Délais trop longs, manque d’accès aux soins… Pourquoi la Défenseure des droits alerte l’État sur les « lourdes défaillances » de la protection de l’enfance

Le 25 janvier 2024, Lily, une jeune adolescente de 15 ans, s’était suicidée par pendaison, dans la chambre de l’hôtel où elle avait été placée par l’aide sociale à l’enfance. Ce drame avait remis sur le devant de la scène la défaillance, mais aussi la complexité, du système de la protection de l’enfance.

Plus d’un an plus tard, l’État est interpellé et sommé d’agir pour faire face aux « lourdes défaillances » observées dans la protection de l’enfance. C’est la Défenseure des droits, une autorité indépendante dirigée par Claire Hédon, qui tire la sonnette d’alarme via une décision-cadre de plus de 60 pages qui doit être publiée jeudi 30 janvier.
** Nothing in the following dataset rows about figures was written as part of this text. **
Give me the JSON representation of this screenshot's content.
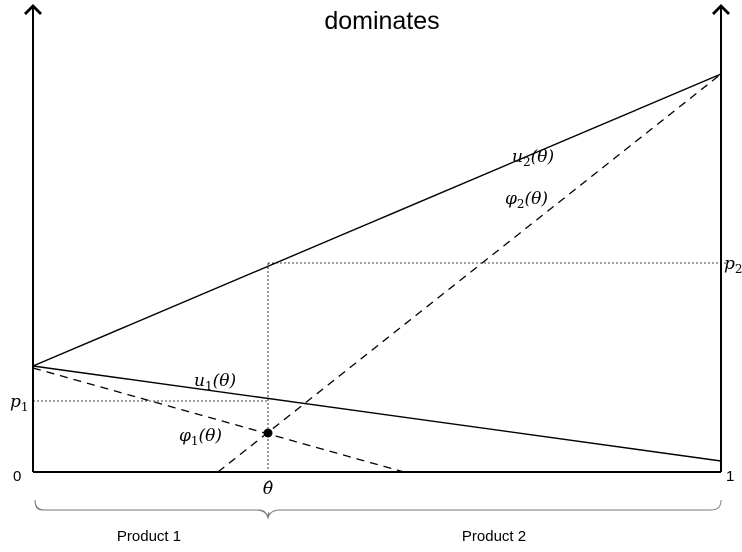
{
  "title": "dominates",
  "axis": {
    "origin_label": "0",
    "right_label": "1",
    "p1_label": "p",
    "p1_sub": "1",
    "p2_label": "p",
    "p2_sub": "2",
    "theta_hat_label": "θ̂"
  },
  "curves": {
    "u1": {
      "name": "u",
      "sub": "1",
      "arg": "(θ)"
    },
    "u2": {
      "name": "u",
      "sub": "2",
      "arg": "(θ)"
    },
    "phi1": {
      "name": "φ",
      "sub": "1",
      "arg": "(θ)"
    },
    "phi2": {
      "name": "φ",
      "sub": "2",
      "arg": "(θ)"
    }
  },
  "segments": {
    "product1": "Product 1",
    "product2": "Product 2"
  }
}
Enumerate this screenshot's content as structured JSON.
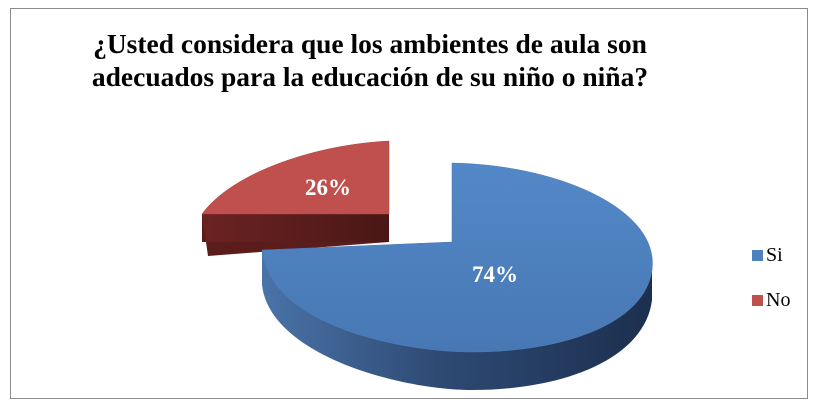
{
  "chart_data": {
    "type": "pie",
    "title": "¿Usted considera que los ambientes de aula son adecuados para la educación de su niño o niña?",
    "slices": [
      {
        "name": "Si",
        "value": 74,
        "label": "74%",
        "color": "#4f81bd"
      },
      {
        "name": "No",
        "value": 26,
        "label": "26%",
        "color": "#c0504d"
      }
    ],
    "legend": {
      "position": "right",
      "entries": [
        "Si",
        "No"
      ]
    },
    "style": "3d-exploded"
  }
}
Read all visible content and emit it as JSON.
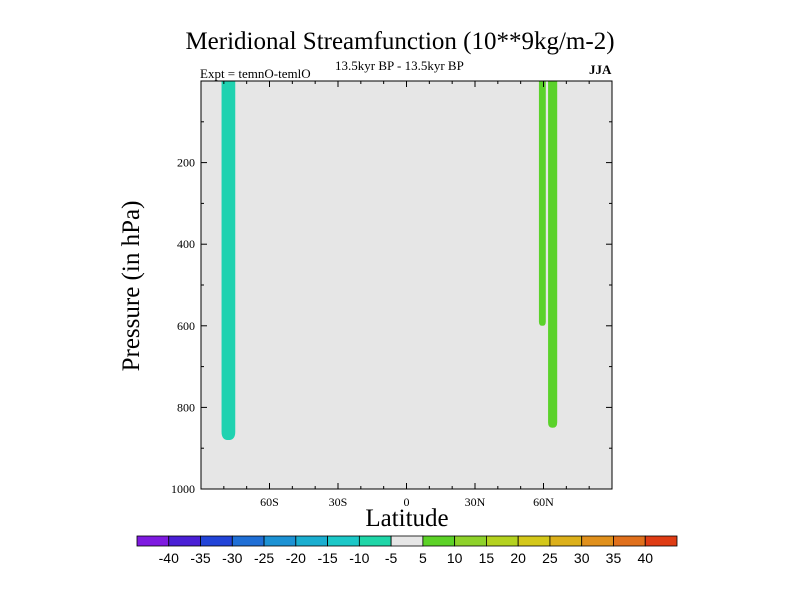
{
  "chart_data": {
    "type": "heatmap",
    "title": "Meridional Streamfunction (10**9kg/m-2)",
    "left_subtitle": "Expt = temnO-temlO",
    "center_subtitle": "13.5kyr BP - 13.5kyr BP",
    "right_subtitle": "JJA",
    "xlabel": "Latitude",
    "ylabel": "Pressure (in hPa)",
    "xlim": [
      -90,
      90
    ],
    "ylim": [
      1000,
      0
    ],
    "x_ticks": [
      -60,
      -30,
      0,
      30,
      60
    ],
    "x_tick_labels": [
      "60S",
      "30S",
      "0",
      "30N",
      "60N"
    ],
    "y_ticks": [
      200,
      400,
      600,
      800,
      1000
    ],
    "y_tick_labels": [
      "200",
      "400",
      "600",
      "800",
      "1000"
    ],
    "background_color": "#e6e6e6",
    "regions": [
      {
        "name": "southern-negative-cell",
        "level": "-10 to -5",
        "color": "#1fd2b0",
        "lat_range": [
          -81,
          -75
        ],
        "pressure_range": [
          0,
          880
        ]
      },
      {
        "name": "northern-positive-cell-1",
        "level": "5 to 10",
        "color": "#5ad22a",
        "lat_range": [
          58,
          61
        ],
        "pressure_range": [
          0,
          600
        ]
      },
      {
        "name": "northern-positive-cell-2",
        "level": "5 to 10",
        "color": "#5ad22a",
        "lat_range": [
          62,
          66
        ],
        "pressure_range": [
          0,
          850
        ]
      }
    ],
    "colorbar": {
      "labels": [
        "-40",
        "-35",
        "-30",
        "-25",
        "-20",
        "-15",
        "-10",
        "-5",
        "5",
        "10",
        "15",
        "20",
        "25",
        "30",
        "35",
        "40"
      ],
      "colors": [
        "#7e1ae0",
        "#4a1fd6",
        "#2244d8",
        "#1f6fd6",
        "#1c92d4",
        "#1aaed0",
        "#1cc8c8",
        "#1fd6a8",
        "#e6e6e6",
        "#5cd227",
        "#8ed22a",
        "#b4d21f",
        "#d4c81a",
        "#dcb01a",
        "#e0901c",
        "#e0701c",
        "#df3c14"
      ]
    }
  }
}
En dépit de nombreuses interpellations, la situation de la protection de l’enfance « se dégrade, de manière plus marquée ces dernières années », constate cet organe administratif, qui demande au gouvernement de « rendre compte des suites données » à ses recommandations – une trentaine – dans un « délai de quatre mois ».

Former les enseignants sur « la protection de l’enfance, aux droits de l’enfant, à la lutte contre toutes les formes de violences »

« En 2022, pour la première fois, des magistrats, juges des enfants, ont attiré (notre) attention sur la situation de la protection de l’enfance dans leur département, faisant état de lourdes défaillances du dispositif, avec un impact très défavorable sur la situation des enfants », ajoute-t-elle.

Concernant le financement de la protection de l’enfance, secteur géré par les départements, la Défenseure des droits recommande à l’État « de compenser les charges induites par les obligations nouvelles pesant sur les départements, et d’augmenter significativement la partie de son budget consacrée aux solidarités ».

Elle appelle parallèlement à « donner à la justice les moyens d’assumer son rôle » dans la protection des enfants. Les délais d’audiencement ou de réalisation des enquêtes sociales se révèlent largement « insatisfaisants », selon elle. Le financement insuffisant et le manque de professionnels disponibles sont mis en cause.

En outre, l’« urgence » à intervenir en faveur d’un « service social scolaire solide », « y compris dans les écoles élémentaires », est relevée par l’institution qui recommande également d’intégrer à la formation initiale des enseignants de modules relatifs à « la protection de l’enfance, aux droits de l’enfant, à la lutte contre toutes les formes de violences ».

Des « difficultés relatives à l’accès aux soins en santé mentale »

Dans un contexte de crise, « la tentation est grande d’empiler en urgence des solutions partielles défaillantes et d’adopter des réflexes défensifs », estime-t-elle. Elle cite les mineurs non accompagnés (MNA) et les enfants en situation de handicap désormais « pointés comme n’ayant pas leur place dans les établissements de la protection de l’enfance ». Or, « tous les enfants en danger ont vocation à être protégés par un dispositif de protection de l’enfance exempte de toute discrimination », poursuit l’autorité administrative.

Sur la situation des MNA, la Défenseure des droits appelle les départements à ajuster leur dispositif d’accueil provisoire « en lien avec les préfectures » et déplore « l’insuffisance des réponses de l’État dans l’ensemble des départements concernés ».

Et concernant les jeunes majeurs, un « accompagnement adapté à leurs besoins » est demandé. La Défenseure des droits émet également des inquiétudes sur les « difficultés relatives à l’accès aux soins en santé mentale ». Les enfants concernés, « dont les symptômes peuvent provenir de troubles de l’attachement développés dans les premiers mois et années de vie, sont malheureusement amenés à subir régulièrement des ruptures de parcours et des réorientations multiples », note-t-elle. Dans le même temps, elle appelle à généraliser les unités d’accueil pédiatrique enfants en danger (UAPED).

Un constat partagé par de nombreux acteurs du secteur. Ainsi, Isabelle Moret, directrice générale de l’association SOS Villages d’Enfants, dans une tribune de l’Humanité, alertait la semaine dernière : « La protection de l’enfance est dans un état d’urgence qui nécessite un ministère de plein exercice doté de moyens humains et financiers ».